Кот зажмурил глаза от удовольствия, вспомнив былые подвиги и безотказных местных подружек. Погулял он там, что и говорить, лихо. Дачная вольница мирила его с неудобствами городской жизни.

«А дылду крашеную, — мурлыча, прищурился он, — надо от дома отва-а-аживать. Заест всех. Подумаешь, фря какая. От нее один шум и беспокойство. Хуже прищепки на хвосте. Это хозяин такой сердобольный, зла не помнит, а он бы не то что за стол — на порог бы ее не пустил. И правильно, не фига шляться!»

После этого случая доченька не появлялась, а Юля стала более внимательно приглядываться к Ваське. Иногда ей начинало казаться, что кот реагирует на малейшее изменение настроения. Он был не просто умен — он был проницателен. И словно из воздуха улавливал грядущие перемены.

Сейчас Юля, стоя у открытого холодильника, еще раз попробовала позвать:

— Вась, Вась…

Кот смотрел в глаза хозяйке и вертелся возле двери. Он уже не орал.

— Васька, ты, может, жениться надумал? — наконец догадалась Юля. — Но вроде не время сейчас.

На всякий случай она пошла за котовой подстилкой, «невестой», так они с мужем называли половичок, сшитый из шкурок кролика.

В период половой активности Васька вел себя как всякий нормальный некастрированный самец в самом соку, готовый в неравном поединке завоевать благосклонность хвостатой чаровницы.

Но была у него и своя фишка.

Пребывая в любовном угаре, он начинал проявлять нездоровый сексуальный интерес к меховой «невесте». Извращенное котово воображение представляло на месте шкурки обольстительную Мурку.

Самовозбуждаясь, Василий эксплуатировал кроличью подстилку на полную катушку.
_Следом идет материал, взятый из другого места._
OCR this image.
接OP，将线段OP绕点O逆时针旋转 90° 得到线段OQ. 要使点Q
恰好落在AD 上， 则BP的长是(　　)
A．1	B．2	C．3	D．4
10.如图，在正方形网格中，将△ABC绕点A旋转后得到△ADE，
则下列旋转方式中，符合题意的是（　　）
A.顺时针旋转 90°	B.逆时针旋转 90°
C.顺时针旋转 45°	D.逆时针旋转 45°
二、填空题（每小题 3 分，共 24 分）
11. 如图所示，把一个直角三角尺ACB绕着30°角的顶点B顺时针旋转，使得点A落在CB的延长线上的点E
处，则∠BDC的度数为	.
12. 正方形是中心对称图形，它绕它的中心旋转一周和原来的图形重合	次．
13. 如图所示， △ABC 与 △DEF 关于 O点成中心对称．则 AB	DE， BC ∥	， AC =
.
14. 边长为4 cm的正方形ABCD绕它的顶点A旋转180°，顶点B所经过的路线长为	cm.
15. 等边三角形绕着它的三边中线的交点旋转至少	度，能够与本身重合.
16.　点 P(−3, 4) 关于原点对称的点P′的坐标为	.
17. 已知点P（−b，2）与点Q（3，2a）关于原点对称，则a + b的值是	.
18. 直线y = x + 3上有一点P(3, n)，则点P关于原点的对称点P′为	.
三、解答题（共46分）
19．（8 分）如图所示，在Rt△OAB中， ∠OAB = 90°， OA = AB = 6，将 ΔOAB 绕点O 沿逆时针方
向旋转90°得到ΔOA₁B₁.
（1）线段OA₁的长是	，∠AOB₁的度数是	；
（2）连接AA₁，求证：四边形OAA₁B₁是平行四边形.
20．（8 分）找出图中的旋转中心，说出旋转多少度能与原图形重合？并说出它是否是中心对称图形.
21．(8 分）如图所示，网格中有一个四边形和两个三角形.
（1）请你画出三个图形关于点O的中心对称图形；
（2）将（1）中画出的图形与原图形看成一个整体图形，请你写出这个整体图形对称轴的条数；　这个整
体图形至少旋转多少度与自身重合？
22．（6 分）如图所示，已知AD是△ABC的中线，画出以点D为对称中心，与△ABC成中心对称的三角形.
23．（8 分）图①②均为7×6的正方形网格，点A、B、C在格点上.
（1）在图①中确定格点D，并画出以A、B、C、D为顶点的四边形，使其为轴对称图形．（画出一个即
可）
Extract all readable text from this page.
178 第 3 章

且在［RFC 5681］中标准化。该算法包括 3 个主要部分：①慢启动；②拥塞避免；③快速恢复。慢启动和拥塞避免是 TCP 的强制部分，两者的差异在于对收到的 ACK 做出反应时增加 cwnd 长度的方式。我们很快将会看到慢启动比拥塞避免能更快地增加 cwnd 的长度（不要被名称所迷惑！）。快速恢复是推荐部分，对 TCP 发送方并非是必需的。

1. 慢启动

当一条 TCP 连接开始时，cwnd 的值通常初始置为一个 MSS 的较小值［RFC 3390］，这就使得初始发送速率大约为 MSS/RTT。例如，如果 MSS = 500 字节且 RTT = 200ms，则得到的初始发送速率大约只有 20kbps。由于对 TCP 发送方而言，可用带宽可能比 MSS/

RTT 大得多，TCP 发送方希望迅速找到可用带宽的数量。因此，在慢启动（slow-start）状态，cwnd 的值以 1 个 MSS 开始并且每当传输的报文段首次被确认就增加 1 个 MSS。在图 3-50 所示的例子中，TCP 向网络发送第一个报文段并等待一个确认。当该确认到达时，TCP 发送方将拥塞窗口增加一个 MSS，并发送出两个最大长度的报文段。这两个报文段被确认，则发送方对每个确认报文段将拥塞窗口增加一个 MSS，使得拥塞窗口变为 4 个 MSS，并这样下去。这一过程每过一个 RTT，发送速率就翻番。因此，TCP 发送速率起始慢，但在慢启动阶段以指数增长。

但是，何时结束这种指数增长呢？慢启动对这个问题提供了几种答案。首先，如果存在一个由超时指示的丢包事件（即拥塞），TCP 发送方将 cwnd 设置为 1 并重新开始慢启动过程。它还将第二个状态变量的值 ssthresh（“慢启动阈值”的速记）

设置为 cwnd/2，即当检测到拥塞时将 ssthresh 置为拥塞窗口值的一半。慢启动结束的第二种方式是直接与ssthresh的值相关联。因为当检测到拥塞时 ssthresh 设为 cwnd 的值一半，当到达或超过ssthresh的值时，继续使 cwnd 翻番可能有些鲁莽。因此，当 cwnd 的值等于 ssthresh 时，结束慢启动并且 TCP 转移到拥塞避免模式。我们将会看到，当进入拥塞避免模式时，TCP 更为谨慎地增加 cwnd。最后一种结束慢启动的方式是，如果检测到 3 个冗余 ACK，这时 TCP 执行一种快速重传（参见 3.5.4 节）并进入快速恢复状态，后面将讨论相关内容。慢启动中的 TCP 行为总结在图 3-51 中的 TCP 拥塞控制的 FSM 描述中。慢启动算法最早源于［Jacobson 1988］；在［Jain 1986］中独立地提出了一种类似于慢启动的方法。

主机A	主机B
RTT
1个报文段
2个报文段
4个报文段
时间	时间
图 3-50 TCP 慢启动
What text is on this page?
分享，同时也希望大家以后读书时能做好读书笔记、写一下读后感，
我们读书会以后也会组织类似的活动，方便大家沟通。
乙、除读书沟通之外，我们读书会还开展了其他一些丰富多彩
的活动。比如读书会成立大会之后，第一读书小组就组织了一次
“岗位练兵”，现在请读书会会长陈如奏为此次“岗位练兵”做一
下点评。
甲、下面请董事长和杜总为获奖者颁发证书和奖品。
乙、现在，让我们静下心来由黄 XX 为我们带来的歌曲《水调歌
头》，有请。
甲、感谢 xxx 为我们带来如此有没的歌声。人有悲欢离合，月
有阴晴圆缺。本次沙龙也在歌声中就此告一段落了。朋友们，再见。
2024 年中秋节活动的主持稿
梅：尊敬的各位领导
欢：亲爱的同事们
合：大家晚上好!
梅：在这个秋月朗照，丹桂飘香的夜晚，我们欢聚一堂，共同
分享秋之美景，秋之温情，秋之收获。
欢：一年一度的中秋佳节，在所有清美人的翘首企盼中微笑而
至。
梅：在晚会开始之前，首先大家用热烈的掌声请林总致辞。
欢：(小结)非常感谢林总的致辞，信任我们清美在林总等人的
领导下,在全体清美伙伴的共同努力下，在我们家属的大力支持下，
Он топтался на ней и терся мордой, издавая умопомрачительные сладострастные рулады, от которых у самого шерсть становилась дыбом. Процесс шел полным ходом. Васька кувыркался и выгибал спину, чувствуя себя одновременно: ревнивым мачо, ветреником донжуаном, разгульным казановой, робким сентиментальным влюбленным и непритязательным разбитным сельским ухажером-ходоком, не пропускающим ни одной кокетливой барышни.

Словом, реализация основного инстинкта насчет «этого самого» проводилась своеобразно и по полной программе. После чего, изнуренный любовной истомой, он, шатаясь, брел к родной кушетке и обрушивал на нее свое могучее тело.

— Да, Василий, — качала головой Юля, когда ей доводилось видеть бурное проявление чувств. — Против тебя ни одной киске не устоять. Умеешь пронять слабое естество прекрасной особы.